Elle s’assied au sol et attend. Soudain, elle tressaille. Son corps se balance d’avant en arrière et de gauche à droite. Elle est en transe ou quoi ? C'est flippant !
Enfin, elle se relève pour libérer et remercier chaque Elément invoqué en touchant son pentacle.
Elle détache une ficelle noire de la dague et la noue à son poignet. Pareille pour la ficelle rouge qui liait les feuilles.
Je suis incrédule. Elle a remercié tout le monde, ce n’est pas encore fini ? Ses yeux se posent sur moi, quelques secondes, puis se plantent sur Samantha.
— Ma chérie, quand tout sera terminé, n’oublie pas de brûler la ficelle noire et les feuilles de rose pour chasser une éventuelle entité ténébreuse malveillante.
Ses mots réveillent ma douleur. Elle s’est amplifiée, d’ailleurs. Je grimace, les mains sur les tempes, alors que es battements de mon cœur se répercutent dans ma tête, frappent en rythme mes yeux, mes mâchoires, mes oreilles et mon crâne. Encore une nouveauté.
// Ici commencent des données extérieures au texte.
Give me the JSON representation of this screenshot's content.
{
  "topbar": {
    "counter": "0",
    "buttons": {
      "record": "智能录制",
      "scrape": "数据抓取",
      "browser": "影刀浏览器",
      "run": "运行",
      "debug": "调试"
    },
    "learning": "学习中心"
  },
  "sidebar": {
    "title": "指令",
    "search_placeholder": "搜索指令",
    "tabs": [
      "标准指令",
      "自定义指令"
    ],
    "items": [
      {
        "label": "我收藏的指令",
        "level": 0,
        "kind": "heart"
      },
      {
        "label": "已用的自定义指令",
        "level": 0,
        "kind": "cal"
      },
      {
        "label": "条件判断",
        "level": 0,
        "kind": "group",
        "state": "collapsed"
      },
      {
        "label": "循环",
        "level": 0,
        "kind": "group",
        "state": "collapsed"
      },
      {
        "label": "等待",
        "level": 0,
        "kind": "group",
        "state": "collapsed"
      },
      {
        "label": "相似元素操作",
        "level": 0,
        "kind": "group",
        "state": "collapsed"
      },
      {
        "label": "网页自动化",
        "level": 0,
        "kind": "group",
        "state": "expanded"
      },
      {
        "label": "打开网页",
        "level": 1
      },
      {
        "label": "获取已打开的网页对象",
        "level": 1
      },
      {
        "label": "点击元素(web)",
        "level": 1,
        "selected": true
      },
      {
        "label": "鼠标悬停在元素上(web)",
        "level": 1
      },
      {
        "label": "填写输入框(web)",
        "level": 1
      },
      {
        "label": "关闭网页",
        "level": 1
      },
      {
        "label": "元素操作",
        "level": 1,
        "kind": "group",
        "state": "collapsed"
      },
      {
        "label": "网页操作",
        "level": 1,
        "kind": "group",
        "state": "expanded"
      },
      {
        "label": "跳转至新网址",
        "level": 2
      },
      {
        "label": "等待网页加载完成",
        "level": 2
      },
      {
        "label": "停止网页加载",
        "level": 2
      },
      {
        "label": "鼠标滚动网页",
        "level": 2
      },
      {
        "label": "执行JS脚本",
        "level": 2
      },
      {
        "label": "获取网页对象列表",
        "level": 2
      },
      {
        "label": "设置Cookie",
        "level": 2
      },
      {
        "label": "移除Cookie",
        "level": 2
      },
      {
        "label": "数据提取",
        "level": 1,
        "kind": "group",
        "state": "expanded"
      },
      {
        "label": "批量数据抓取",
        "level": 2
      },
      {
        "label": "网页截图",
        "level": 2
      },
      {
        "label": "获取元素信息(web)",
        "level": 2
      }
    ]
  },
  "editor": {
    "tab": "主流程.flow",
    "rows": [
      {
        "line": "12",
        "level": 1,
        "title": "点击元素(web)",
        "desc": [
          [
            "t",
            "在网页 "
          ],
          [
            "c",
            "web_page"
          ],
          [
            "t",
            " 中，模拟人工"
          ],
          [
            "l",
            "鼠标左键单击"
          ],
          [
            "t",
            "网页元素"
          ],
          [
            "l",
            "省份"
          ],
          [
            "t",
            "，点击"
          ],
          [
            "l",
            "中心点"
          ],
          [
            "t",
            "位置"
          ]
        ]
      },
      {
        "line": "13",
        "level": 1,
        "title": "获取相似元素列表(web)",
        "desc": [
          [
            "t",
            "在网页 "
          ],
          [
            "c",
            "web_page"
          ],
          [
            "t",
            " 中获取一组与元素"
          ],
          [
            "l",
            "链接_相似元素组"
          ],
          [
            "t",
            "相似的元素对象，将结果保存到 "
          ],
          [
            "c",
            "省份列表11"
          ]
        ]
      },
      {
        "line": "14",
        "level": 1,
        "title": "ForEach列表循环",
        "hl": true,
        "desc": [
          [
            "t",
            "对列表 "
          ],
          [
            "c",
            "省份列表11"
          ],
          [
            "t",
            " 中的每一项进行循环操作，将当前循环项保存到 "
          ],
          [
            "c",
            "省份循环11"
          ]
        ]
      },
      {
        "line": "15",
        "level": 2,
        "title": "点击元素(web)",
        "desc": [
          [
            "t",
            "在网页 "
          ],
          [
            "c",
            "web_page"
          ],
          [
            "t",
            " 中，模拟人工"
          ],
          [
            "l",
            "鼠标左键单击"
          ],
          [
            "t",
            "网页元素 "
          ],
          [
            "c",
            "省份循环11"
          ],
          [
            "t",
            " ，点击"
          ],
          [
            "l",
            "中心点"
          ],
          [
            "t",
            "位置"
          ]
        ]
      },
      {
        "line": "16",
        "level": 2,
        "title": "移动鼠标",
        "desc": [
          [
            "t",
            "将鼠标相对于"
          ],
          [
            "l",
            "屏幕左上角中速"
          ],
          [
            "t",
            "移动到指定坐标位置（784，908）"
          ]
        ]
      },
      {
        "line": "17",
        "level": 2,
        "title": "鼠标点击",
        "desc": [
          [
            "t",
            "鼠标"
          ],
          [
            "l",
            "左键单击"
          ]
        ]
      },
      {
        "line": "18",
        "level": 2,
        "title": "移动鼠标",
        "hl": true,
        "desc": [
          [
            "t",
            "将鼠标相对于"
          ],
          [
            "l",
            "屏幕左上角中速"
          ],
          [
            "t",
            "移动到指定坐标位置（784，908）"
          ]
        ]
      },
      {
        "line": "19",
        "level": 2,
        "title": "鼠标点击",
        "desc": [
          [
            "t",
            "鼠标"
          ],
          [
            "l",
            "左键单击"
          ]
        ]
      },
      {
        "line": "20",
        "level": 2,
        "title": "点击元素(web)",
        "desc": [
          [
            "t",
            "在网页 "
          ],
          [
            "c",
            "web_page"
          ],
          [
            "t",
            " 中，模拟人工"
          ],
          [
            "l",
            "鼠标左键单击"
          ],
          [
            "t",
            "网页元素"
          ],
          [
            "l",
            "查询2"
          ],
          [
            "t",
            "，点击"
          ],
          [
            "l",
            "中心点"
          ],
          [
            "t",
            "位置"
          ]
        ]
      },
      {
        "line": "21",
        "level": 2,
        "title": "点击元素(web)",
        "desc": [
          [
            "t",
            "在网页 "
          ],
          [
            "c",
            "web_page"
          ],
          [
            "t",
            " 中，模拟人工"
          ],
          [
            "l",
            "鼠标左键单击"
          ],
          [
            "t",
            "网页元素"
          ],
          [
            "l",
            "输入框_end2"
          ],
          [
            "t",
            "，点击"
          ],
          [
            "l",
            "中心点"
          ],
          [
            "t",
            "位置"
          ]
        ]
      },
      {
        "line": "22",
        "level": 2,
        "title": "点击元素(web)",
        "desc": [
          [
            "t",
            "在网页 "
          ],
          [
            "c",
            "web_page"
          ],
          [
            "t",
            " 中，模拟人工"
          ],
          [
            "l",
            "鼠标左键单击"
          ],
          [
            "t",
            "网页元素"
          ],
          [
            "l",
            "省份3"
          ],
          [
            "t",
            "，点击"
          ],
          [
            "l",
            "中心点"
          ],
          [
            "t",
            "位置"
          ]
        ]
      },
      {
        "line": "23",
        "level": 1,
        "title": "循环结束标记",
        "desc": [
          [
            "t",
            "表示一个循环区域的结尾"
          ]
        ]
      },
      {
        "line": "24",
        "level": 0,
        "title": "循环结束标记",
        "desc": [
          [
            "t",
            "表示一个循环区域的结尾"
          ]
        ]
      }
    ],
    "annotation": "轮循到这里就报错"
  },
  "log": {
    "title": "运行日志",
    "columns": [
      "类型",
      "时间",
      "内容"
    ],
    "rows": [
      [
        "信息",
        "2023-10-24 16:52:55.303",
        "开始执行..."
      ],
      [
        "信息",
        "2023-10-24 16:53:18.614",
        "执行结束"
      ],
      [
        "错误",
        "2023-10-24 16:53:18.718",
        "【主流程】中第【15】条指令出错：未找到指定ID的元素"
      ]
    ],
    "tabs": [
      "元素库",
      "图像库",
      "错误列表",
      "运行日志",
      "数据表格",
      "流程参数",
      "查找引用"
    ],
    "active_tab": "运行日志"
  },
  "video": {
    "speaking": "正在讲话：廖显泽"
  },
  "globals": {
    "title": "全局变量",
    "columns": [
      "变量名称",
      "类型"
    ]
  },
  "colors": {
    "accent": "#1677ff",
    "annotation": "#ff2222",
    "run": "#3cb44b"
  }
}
Je n’ai jamais souffert de la sorte, jusqu’à maintenant, les migraines m’étaient totalement inconnues.
Je suis forcé de regagner ma chambre car les deux sorcières descendent rejoindre les autres pour partager un maigre repas.
Je ne peux pas les accompagner, à cause de la promesse que j’ai faite à ma sœur. Comment pourrai-je tuer Lana ? Bon, d’accord, j’ai failli l’étrangler toute à l’heure, mais mon accès de rage passé, je n’ai plus aucune intention d’honorer ma parole. De toute façon, je n’ai pas faim. J’ai soif. J’ai envie, besoin d’une boisson rouge, épaisse, aux parfums si particuliers.
Je me traine jusqu’au milieu de mon salon, accompagné de ma pesante solitude. Elle m’écrase. Le silence m’entoure. Les seuls sons que je perçois proviennent des nouveaux malaformes qui se sont agglutinés autour de la clôture. Ces monstruosités-là ne souffrent pas, elles. Leur vue finit par m’insupporter et je me réfugie à l’intérieur. Où je ne sais pas quoi faire. Je n’ai jamais connu l’ennui auparavant. En fait, je n’ai rien connu, moi qui croyais tout savoir, moi qui me faisais passer pour un humain. Eux possèdent l’émotion et les sentiments dès leur naissance. Nous, les dhampires, sommes obligés d’apprendre. Seulement voilà, personne ne nous a préparés, ma sœur, mon frère et moi à ressentir autre chose que la convoitise. Personne ne nous a expliqué que nos joies, nos peines, nos envies… seraient amplifiées. C’est notre destin d’être seul. Nous avons été complètement stupides de croire que nous pourrions y parvenir.